Several battery scientists, including some who do not want their names to be associated with their opinions because they work with Boeing, say it is lunacy to dismiss the seriousness of continuing cell failures.
John Goodenough, a physicist and professor at the University of Texas who is considered the inventor of lithium-ion batteries, points out that by the time electrolyte vents, there is fire within the cell. “If you are hot enough to start boiling and needing to vent, the electrolyte will have caught fire by then.”
Since it first approved Boeing’s use of lithium-ion energy storage on the 787, the FAA went from saying that fire in any situation was unacceptable to calling containing a fire no big deal.

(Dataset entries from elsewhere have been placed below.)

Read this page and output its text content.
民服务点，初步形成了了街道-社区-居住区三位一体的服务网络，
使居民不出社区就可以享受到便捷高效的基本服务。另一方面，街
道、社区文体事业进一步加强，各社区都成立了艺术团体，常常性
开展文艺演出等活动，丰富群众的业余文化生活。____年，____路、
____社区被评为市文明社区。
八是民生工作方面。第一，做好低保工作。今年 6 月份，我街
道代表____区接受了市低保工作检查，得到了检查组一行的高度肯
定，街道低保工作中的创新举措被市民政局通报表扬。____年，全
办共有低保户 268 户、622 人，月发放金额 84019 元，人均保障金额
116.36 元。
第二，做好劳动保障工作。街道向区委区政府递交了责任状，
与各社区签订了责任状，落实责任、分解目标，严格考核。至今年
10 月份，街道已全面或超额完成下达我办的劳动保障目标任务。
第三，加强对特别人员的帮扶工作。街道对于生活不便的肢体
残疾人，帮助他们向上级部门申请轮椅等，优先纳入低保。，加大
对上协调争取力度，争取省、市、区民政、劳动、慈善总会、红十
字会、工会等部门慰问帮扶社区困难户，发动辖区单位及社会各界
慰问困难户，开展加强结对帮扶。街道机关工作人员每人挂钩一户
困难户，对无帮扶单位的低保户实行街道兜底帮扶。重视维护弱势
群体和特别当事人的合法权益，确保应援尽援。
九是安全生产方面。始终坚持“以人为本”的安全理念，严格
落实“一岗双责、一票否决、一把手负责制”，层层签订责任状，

“Why play with fire when you don’t have to play with fire?” asked Dalhousie University’s Jeff Dahn. That cells vented on four or maybe five batteries in the plane’s first three years of service means the GS Yuasa–produced cells were failing at an “astronomically high rate,” Dahn said.
Here’s how he figures this. Each plane has sixteen cells, and by the end of 2014 there were fewer than three hundred Dreamliners in service. If the cell events noted here are the only ones, and we can’t know, because no one aside from Boeing seems to be counting, and Boeing’s not saying, then the failure rate in the cells is one in every few hundred. By contrast, Dahn said, “for the cells used in laptops and phones, the failure rate is one in more than twenty million. It’s irresponsible to continue with such a product.”